As a New York–born artist and art historian who had written her master’s essay on Marc Chagall’s book illustrations under Meyer Schapiro’s supervision, I was drawn even more to learning about Janet Sobel’s personal history when I learned that, like members of my family, she had emigrated to New York City from Eastern Europe—in fact, from the same region as Chagall—and that in mid-life, with no training, she had become not merely a well-regarded exhibiting artist in the 1940s, but one whose occasional examples of poured and fluid all-over abstraction slightly predated and possibly influenced Pollock’s own development.
With these facts to propel me, I undertook what became a fairly lengthy search for reliable information about Janet Sobel, a search that included my study and evaluation of other writings about her and then the investigation of primary sources that could corroborate more accurate information about her life and career. When I went as far as I could in this search, I decided to create this Web site to present my findings.
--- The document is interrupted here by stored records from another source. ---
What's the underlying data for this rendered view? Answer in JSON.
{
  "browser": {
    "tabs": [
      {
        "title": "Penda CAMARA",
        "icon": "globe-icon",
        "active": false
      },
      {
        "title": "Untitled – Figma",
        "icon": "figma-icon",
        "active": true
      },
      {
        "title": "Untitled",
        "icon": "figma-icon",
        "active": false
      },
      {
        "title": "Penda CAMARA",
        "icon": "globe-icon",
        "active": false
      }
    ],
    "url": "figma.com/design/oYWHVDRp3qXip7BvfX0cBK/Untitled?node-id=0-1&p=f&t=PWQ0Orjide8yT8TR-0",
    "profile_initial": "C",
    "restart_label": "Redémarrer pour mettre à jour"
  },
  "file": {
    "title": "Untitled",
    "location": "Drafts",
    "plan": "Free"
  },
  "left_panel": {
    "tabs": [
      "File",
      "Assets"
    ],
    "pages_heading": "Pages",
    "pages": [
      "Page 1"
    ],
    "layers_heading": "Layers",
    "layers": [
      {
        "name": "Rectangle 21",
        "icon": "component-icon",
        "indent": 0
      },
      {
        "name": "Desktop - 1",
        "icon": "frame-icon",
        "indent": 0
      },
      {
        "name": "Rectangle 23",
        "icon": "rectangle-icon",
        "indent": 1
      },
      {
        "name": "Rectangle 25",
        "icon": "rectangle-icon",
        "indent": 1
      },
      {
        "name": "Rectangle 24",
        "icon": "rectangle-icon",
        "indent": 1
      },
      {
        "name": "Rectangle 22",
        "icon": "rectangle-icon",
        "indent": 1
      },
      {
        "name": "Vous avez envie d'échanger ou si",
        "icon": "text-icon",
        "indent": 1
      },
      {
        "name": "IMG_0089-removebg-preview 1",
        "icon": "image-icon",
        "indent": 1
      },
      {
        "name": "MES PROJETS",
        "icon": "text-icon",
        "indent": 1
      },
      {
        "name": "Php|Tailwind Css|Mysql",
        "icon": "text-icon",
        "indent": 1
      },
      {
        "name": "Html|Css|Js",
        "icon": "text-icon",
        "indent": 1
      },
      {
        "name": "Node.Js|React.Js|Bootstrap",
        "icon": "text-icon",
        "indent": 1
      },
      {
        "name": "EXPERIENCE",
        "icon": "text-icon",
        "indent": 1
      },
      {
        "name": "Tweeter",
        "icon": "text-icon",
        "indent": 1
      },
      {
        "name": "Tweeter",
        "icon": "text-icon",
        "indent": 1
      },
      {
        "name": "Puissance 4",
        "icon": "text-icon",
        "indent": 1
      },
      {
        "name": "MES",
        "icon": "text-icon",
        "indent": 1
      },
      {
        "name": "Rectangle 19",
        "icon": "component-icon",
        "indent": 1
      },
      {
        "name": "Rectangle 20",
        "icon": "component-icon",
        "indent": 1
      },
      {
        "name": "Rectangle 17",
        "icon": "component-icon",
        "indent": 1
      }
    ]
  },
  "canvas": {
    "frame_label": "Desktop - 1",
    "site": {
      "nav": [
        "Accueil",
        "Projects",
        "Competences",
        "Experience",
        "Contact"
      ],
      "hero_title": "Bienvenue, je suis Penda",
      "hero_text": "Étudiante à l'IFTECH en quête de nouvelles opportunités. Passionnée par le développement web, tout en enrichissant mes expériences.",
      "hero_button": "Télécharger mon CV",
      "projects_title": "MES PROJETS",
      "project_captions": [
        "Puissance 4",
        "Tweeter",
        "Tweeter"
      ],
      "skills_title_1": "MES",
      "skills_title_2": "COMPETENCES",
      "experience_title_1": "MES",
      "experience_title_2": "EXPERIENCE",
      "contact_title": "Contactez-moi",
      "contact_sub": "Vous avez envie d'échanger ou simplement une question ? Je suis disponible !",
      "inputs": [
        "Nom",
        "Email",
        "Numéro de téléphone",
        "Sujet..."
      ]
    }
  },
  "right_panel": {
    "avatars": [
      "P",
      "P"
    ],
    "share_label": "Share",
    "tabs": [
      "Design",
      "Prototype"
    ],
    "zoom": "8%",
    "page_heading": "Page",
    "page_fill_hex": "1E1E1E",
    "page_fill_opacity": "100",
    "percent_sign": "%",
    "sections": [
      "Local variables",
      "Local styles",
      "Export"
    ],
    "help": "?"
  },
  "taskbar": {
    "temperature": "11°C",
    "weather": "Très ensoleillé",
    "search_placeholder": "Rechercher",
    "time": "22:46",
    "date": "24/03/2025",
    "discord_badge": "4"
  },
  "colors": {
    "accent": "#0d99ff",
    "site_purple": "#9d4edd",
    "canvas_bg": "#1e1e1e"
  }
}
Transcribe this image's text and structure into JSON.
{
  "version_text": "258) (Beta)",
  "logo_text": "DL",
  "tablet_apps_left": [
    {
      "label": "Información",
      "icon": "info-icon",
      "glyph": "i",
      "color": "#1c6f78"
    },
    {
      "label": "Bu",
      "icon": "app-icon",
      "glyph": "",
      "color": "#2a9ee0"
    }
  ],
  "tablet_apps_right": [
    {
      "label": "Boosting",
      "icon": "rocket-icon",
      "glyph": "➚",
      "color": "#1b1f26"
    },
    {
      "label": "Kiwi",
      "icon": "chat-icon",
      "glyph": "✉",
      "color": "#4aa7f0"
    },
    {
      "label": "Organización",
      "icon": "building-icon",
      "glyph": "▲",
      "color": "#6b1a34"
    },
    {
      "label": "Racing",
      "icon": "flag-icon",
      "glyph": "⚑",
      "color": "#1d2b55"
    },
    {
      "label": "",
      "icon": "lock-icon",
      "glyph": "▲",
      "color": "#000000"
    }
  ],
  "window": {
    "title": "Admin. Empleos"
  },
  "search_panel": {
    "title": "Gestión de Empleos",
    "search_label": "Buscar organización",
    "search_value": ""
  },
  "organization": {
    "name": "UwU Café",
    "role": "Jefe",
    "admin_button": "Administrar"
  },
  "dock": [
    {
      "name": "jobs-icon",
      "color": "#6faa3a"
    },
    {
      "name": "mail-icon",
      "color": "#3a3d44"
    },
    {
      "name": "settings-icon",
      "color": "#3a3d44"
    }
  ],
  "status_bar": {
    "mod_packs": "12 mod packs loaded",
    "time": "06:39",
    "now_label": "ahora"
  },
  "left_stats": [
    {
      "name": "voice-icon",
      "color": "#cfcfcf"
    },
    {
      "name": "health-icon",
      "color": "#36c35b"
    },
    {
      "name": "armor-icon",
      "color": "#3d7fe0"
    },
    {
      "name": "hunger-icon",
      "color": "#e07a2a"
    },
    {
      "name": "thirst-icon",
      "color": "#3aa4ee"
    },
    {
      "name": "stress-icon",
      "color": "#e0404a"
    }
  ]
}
I would have loved to accompany this site with the authorized reproduction of Sobel’s painting Milky Way, which is in the collection of the Museum of Modern Art and is one of her best-known works, particularly because one of the few monographic articles about Janet Sobel, in the Spring/Summer 2005 issue of the Woman’s Art Journal, did reproduce this painting but incorrectly identified it as her painting Music.